Always have an explicit PRIMARY KEY for any InnoDB table. If practical, use a "natural" key -- a column, or combination of columns, that is unique. Otherwise, add an AUTO_INCREMENT.

Learn about "composite indexes" -- this is using more than one column in an index. It is often a good optimization. It is not the same as having an index on each column.

It is OK for the indexes to take up more space than the data. A quick survey showed 1/4 of my tables have that. Having good indexes improves performance far more than the bulkiness hurts performance.

Each Index is updated for each row INSERTed, so having too many indexes hurts INSERTs (some).

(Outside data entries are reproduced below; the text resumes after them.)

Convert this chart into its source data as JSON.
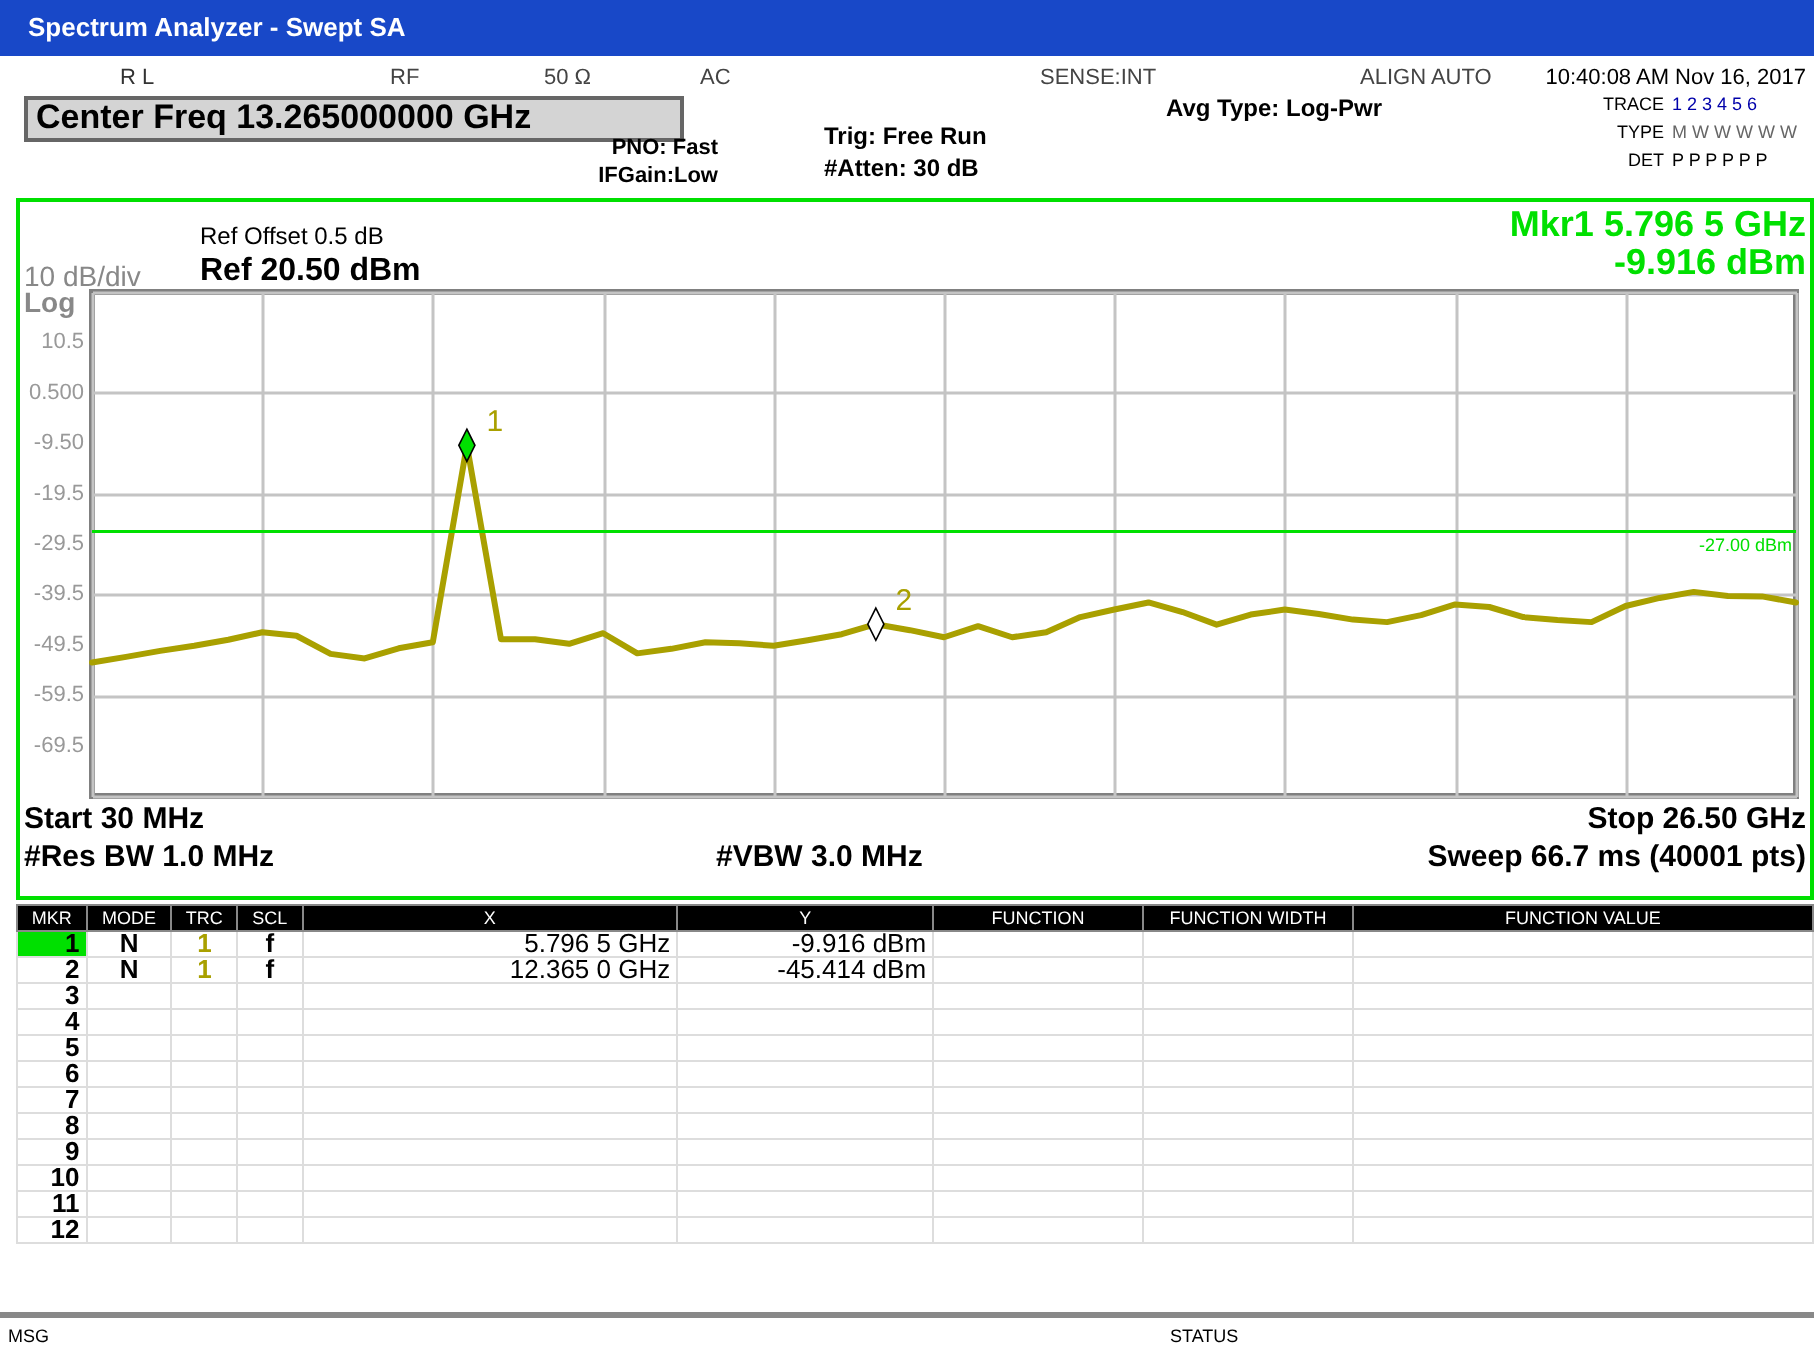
{
  "chart_data": {
    "type": "line",
    "title": "Spectrum Analyzer - Swept SA",
    "categories": [
      null,
      null,
      null,
      null,
      null,
      null,
      null,
      null,
      null,
      null,
      null,
      null,
      null,
      null,
      null,
      null,
      null,
      null,
      null,
      null,
      null,
      null,
      null,
      null,
      null,
      null,
      null,
      null,
      null,
      null,
      null,
      null,
      null,
      null,
      null,
      null,
      null,
      null,
      null,
      null,
      null,
      null,
      null,
      null,
      null,
      null,
      null,
      null,
      null,
      null,
      null
    ],
    "ylim": [
      -79.5,
      20.5
    ],
    "yticks": [
      {
        "value": 20.5,
        "label": null
      },
      10.5,
      {
        "value": 0.5,
        "label": "0.500"
      },
      {
        "value": -9.5,
        "label": "-9.50"
      },
      -19.5,
      -29.5,
      -39.5,
      -49.5,
      -59.5,
      -69.5,
      {
        "value": -79.5,
        "label": null
      }
    ],
    "tick_labels": "y",
    "grid": true,
    "series": [
      {
        "color": "#a9a000",
        "values": [
          -53.0,
          -51.9,
          -50.7,
          -49.7,
          -48.5,
          -47.0,
          -47.7,
          -51.3,
          -52.2,
          -50.2,
          -49.0,
          -9.916,
          -48.4,
          -48.4,
          -49.3,
          -47.2,
          -51.2,
          -50.3,
          -49.0,
          -49.2,
          -49.7,
          -48.6,
          -47.4,
          -45.414,
          -46.6,
          -48.0,
          -45.8,
          -48.0,
          -47.0,
          -44.0,
          -42.5,
          -41.1,
          -43.0,
          -45.5,
          -43.5,
          -42.5,
          -43.4,
          -44.5,
          -45.0,
          -43.6,
          -41.5,
          -42.0,
          -44.0,
          -44.6,
          -45.0,
          -41.8,
          -40.2,
          -39.0,
          -39.8,
          -39.9,
          -41.1
        ]
      },
      {
        "type": "scatter",
        "color": "#00e000",
        "marker": "diamond",
        "values": [
          null,
          null,
          null,
          null,
          null,
          null,
          null,
          null,
          null,
          null,
          null,
          -9.916,
          null,
          null,
          null,
          null,
          null,
          null,
          null,
          null,
          null,
          null,
          null,
          null,
          null,
          null,
          null,
          null,
          null,
          null,
          null,
          null,
          null,
          null,
          null,
          null,
          null,
          null,
          null,
          null,
          null,
          null,
          null,
          null,
          null,
          null,
          null,
          null,
          null,
          null,
          null
        ]
      },
      {
        "type": "scatter",
        "color": "#ffffff",
        "marker": "diamond",
        "values": [
          null,
          null,
          null,
          null,
          null,
          null,
          null,
          null,
          null,
          null,
          null,
          null,
          null,
          null,
          null,
          null,
          null,
          null,
          null,
          null,
          null,
          null,
          null,
          -45.414,
          null,
          null,
          null,
          null,
          null,
          null,
          null,
          null,
          null,
          null,
          null,
          null,
          null,
          null,
          null,
          null,
          null,
          null,
          null,
          null,
          null,
          null,
          null,
          null,
          null,
          null,
          null
        ]
      }
    ],
    "ref_lines": [
      {
        "axis": "y",
        "value": -27,
        "label": "-27.00 dBm",
        "color": "#00e000"
      }
    ],
    "annotations": [
      "R L",
      "RF",
      "50 Ω",
      "AC",
      "SENSE:INT",
      "ALIGN AUTO",
      "10:40:08 AM Nov 16, 2017",
      "Center Freq 13.265000000 GHz",
      "PNO: Fast",
      "IFGain:Low",
      "Trig: Free Run",
      "#Atten: 30 dB",
      "Avg Type: Log-Pwr",
      "TRACE",
      "1 2 3 4 5 6",
      "TYPE",
      "M W W W W W",
      "DET",
      "P P P P P P",
      "Ref Offset 0.5 dB",
      "Ref 20.50 dBm",
      "10 dB/div",
      "Log",
      "Mkr1 5.796 5 GHz",
      "-9.916 dBm",
      "Start 30 MHz",
      "Stop 26.50 GHz",
      "#Res BW 1.0 MHz",
      "#VBW 3.0 MHz",
      "Sweep 66.7 ms (40001 pts)",
      "MKR",
      "MODE",
      "TRC",
      "SCL",
      "X",
      "Y",
      "FUNCTION",
      "FUNCTION WIDTH",
      "FUNCTION VALUE",
      "1",
      "N",
      "1",
      "f",
      "5.796 5 GHz",
      "-9.916 dBm",
      "2",
      "N",
      "1",
      "f",
      "12.365 0 GHz",
      "-45.414 dBm",
      "3",
      "4",
      "5",
      "6",
      "7",
      "8",
      "9",
      "10",
      "11",
      "12",
      "MSG",
      "STATUS",
      "1",
      "2"
    ]
  }
}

You mentioned partitioning; did you mean "PARTITION BY ..."? Don't do it unless you have a particular purpose. I know of only 4 use cases; see my blog.

Do not bother to index low-cardinality columns (flags, enums, etc). They won't be used. If you have a status flag that is 10/90, then an index on just that column would be used for the 10, but not for the 90. A composite index starting with that column may be always useful when all the columns (in the index) are in the WHERE clause.

The most important performance setting for InnoDB is to set innodb_buffer_pool_size to about 70% of available RAM.

It is usually a bad idea split DATE and TIME into two fields. Look at how messy your SELECTs have to be.

How to create good indexes: http://mysql.rjweb.org/doc.php/index_cookbook_mysql

Show us some of the SELECTs; we can advise further.